The Capacity to Suffer
At one point or another, we all become acquainted with psychological suffering, at some level or another. Anxiety, pain, fear, contempt, anger, and death of a loved one, just to name a few ways humans feel distress. We see these states of being as innate, normal, and ubiquitous across the human race. It is part of the human condition, and we have so much literature, art, and music representing the vast diversity for human suffering. However, it is not a common idea that suffering is something that must have a platform to operate in. In other words, an organism cannot just suffer, without having the ability to suffer first.

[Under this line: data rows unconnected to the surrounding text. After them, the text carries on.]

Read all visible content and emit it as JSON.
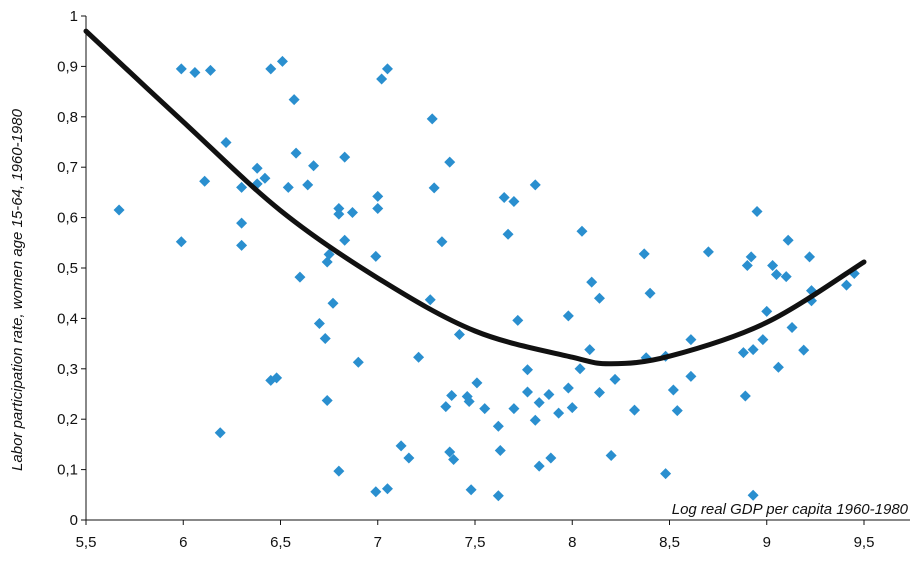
{
  "chart_data": {
    "type": "scatter",
    "title": "",
    "xlabel": "Log real GDP per capita 1960-1980",
    "ylabel": "Labor participation rate, women age 15-64, 1960-1980",
    "xlim": [
      5.5,
      9.75
    ],
    "ylim": [
      0,
      1
    ],
    "x_ticks": [
      5.5,
      6,
      6.5,
      7,
      7.5,
      8,
      8.5,
      9,
      9.5
    ],
    "x_tick_labels": [
      "5,5",
      "6",
      "6,5",
      "7",
      "7,5",
      "8",
      "8,5",
      "9",
      "9,5"
    ],
    "y_ticks": [
      0,
      0.1,
      0.2,
      0.3,
      0.4,
      0.5,
      0.6,
      0.7,
      0.8,
      0.9,
      1
    ],
    "y_tick_labels": [
      "0",
      "0,1",
      "0,2",
      "0,3",
      "0,4",
      "0,5",
      "0,6",
      "0,7",
      "0,8",
      "0,9",
      "1"
    ],
    "grid": false,
    "point_color": "#2a8fcf",
    "fit_color": "#111111",
    "points": [
      [
        5.67,
        0.615
      ],
      [
        5.99,
        0.895
      ],
      [
        5.99,
        0.552
      ],
      [
        6.06,
        0.888
      ],
      [
        6.11,
        0.672
      ],
      [
        6.14,
        0.892
      ],
      [
        6.19,
        0.173
      ],
      [
        6.22,
        0.749
      ],
      [
        6.3,
        0.66
      ],
      [
        6.3,
        0.589
      ],
      [
        6.3,
        0.545
      ],
      [
        6.38,
        0.698
      ],
      [
        6.38,
        0.667
      ],
      [
        6.42,
        0.678
      ],
      [
        6.45,
        0.895
      ],
      [
        6.45,
        0.277
      ],
      [
        6.48,
        0.282
      ],
      [
        6.51,
        0.91
      ],
      [
        6.54,
        0.66
      ],
      [
        6.57,
        0.834
      ],
      [
        6.58,
        0.728
      ],
      [
        6.6,
        0.482
      ],
      [
        6.64,
        0.665
      ],
      [
        6.67,
        0.703
      ],
      [
        6.7,
        0.39
      ],
      [
        6.73,
        0.36
      ],
      [
        6.74,
        0.512
      ],
      [
        6.74,
        0.237
      ],
      [
        6.75,
        0.527
      ],
      [
        6.77,
        0.43
      ],
      [
        6.8,
        0.618
      ],
      [
        6.8,
        0.607
      ],
      [
        6.8,
        0.097
      ],
      [
        6.83,
        0.72
      ],
      [
        6.83,
        0.555
      ],
      [
        6.87,
        0.61
      ],
      [
        6.9,
        0.313
      ],
      [
        6.99,
        0.523
      ],
      [
        7.0,
        0.642
      ],
      [
        7.0,
        0.618
      ],
      [
        6.99,
        0.056
      ],
      [
        7.02,
        0.875
      ],
      [
        7.05,
        0.895
      ],
      [
        7.05,
        0.062
      ],
      [
        7.12,
        0.147
      ],
      [
        7.16,
        0.123
      ],
      [
        7.21,
        0.323
      ],
      [
        7.27,
        0.437
      ],
      [
        7.28,
        0.796
      ],
      [
        7.29,
        0.659
      ],
      [
        7.33,
        0.552
      ],
      [
        7.35,
        0.225
      ],
      [
        7.37,
        0.71
      ],
      [
        7.37,
        0.135
      ],
      [
        7.38,
        0.247
      ],
      [
        7.39,
        0.12
      ],
      [
        7.42,
        0.368
      ],
      [
        7.46,
        0.245
      ],
      [
        7.47,
        0.235
      ],
      [
        7.48,
        0.06
      ],
      [
        7.51,
        0.272
      ],
      [
        7.55,
        0.221
      ],
      [
        7.62,
        0.186
      ],
      [
        7.62,
        0.048
      ],
      [
        7.63,
        0.138
      ],
      [
        7.65,
        0.64
      ],
      [
        7.67,
        0.567
      ],
      [
        7.7,
        0.632
      ],
      [
        7.7,
        0.221
      ],
      [
        7.72,
        0.396
      ],
      [
        7.77,
        0.298
      ],
      [
        7.77,
        0.254
      ],
      [
        7.81,
        0.665
      ],
      [
        7.81,
        0.198
      ],
      [
        7.83,
        0.233
      ],
      [
        7.83,
        0.107
      ],
      [
        7.88,
        0.249
      ],
      [
        7.89,
        0.123
      ],
      [
        7.93,
        0.212
      ],
      [
        7.98,
        0.405
      ],
      [
        7.98,
        0.262
      ],
      [
        8.0,
        0.223
      ],
      [
        8.04,
        0.3
      ],
      [
        8.05,
        0.573
      ],
      [
        8.09,
        0.338
      ],
      [
        8.1,
        0.472
      ],
      [
        8.14,
        0.44
      ],
      [
        8.14,
        0.253
      ],
      [
        8.2,
        0.128
      ],
      [
        8.22,
        0.279
      ],
      [
        8.32,
        0.218
      ],
      [
        8.37,
        0.528
      ],
      [
        8.38,
        0.322
      ],
      [
        8.4,
        0.45
      ],
      [
        8.48,
        0.325
      ],
      [
        8.48,
        0.092
      ],
      [
        8.52,
        0.258
      ],
      [
        8.54,
        0.217
      ],
      [
        8.61,
        0.358
      ],
      [
        8.61,
        0.285
      ],
      [
        8.7,
        0.532
      ],
      [
        8.88,
        0.332
      ],
      [
        8.89,
        0.246
      ],
      [
        8.9,
        0.505
      ],
      [
        8.92,
        0.522
      ],
      [
        8.93,
        0.338
      ],
      [
        8.93,
        0.049
      ],
      [
        8.95,
        0.612
      ],
      [
        8.98,
        0.358
      ],
      [
        9.0,
        0.414
      ],
      [
        9.03,
        0.505
      ],
      [
        9.05,
        0.487
      ],
      [
        9.06,
        0.303
      ],
      [
        9.11,
        0.555
      ],
      [
        9.1,
        0.483
      ],
      [
        9.13,
        0.382
      ],
      [
        9.19,
        0.337
      ],
      [
        9.22,
        0.522
      ],
      [
        9.23,
        0.455
      ],
      [
        9.23,
        0.435
      ],
      [
        9.41,
        0.466
      ],
      [
        9.45,
        0.489
      ]
    ],
    "fit_curve": {
      "type": "quadratic",
      "description": "fitted line",
      "x_range": [
        5.5,
        9.5
      ],
      "points": [
        [
          5.5,
          0.97
        ],
        [
          6.0,
          0.79
        ],
        [
          6.5,
          0.614
        ],
        [
          7.0,
          0.48
        ],
        [
          7.5,
          0.375
        ],
        [
          8.0,
          0.323
        ],
        [
          8.2,
          0.31
        ],
        [
          8.5,
          0.325
        ],
        [
          9.0,
          0.392
        ],
        [
          9.5,
          0.512
        ]
      ]
    }
  }
}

Our type of suffering is different when compared to other species: We have an advanced, unique capacity for suffering. In other words, we suffer beyond physiological pain. We have the mixed blessing of consciousness, which allows for elation, but paradoxically also facilitates emotional distress beyond belief. Most humans would agree that emotional turmoil is its own special type of hell. Our ability to hold memories allows for a complex emotional system. Beautiful blends of grief and arousal, anger and envy, joy and pity, fill every square inch of our life.
It is ironic that evolution endowed humans with the capacity to suffer in the very specific ways in which I explained. Nature literally forged a biological system that can produce a live model of its surrounding physical world, interact with this world, then also have the capacity to let this same world inflict intangible pain. There has to be a biological infrastructure that allows the organism to feel and experience pain. For example, the mechanisms for anxiety include increased heart rate, out of control thoughts, panic, distress, a feeling of oblivion, and a sense of doom. Why would nature in its right mind program the capacity to feel doom? What purpose does that serve?
I am unsure if the capacity for some of these psychological stressors are actually beneficial towards helping organisms survive. This is especially true nowadays were there is little to any life-threating scenarios. We are left with an old infrastructure, that was built for a short-lived, unthoughtful life.
Who ever said the human experience is the pinnacle of experiences?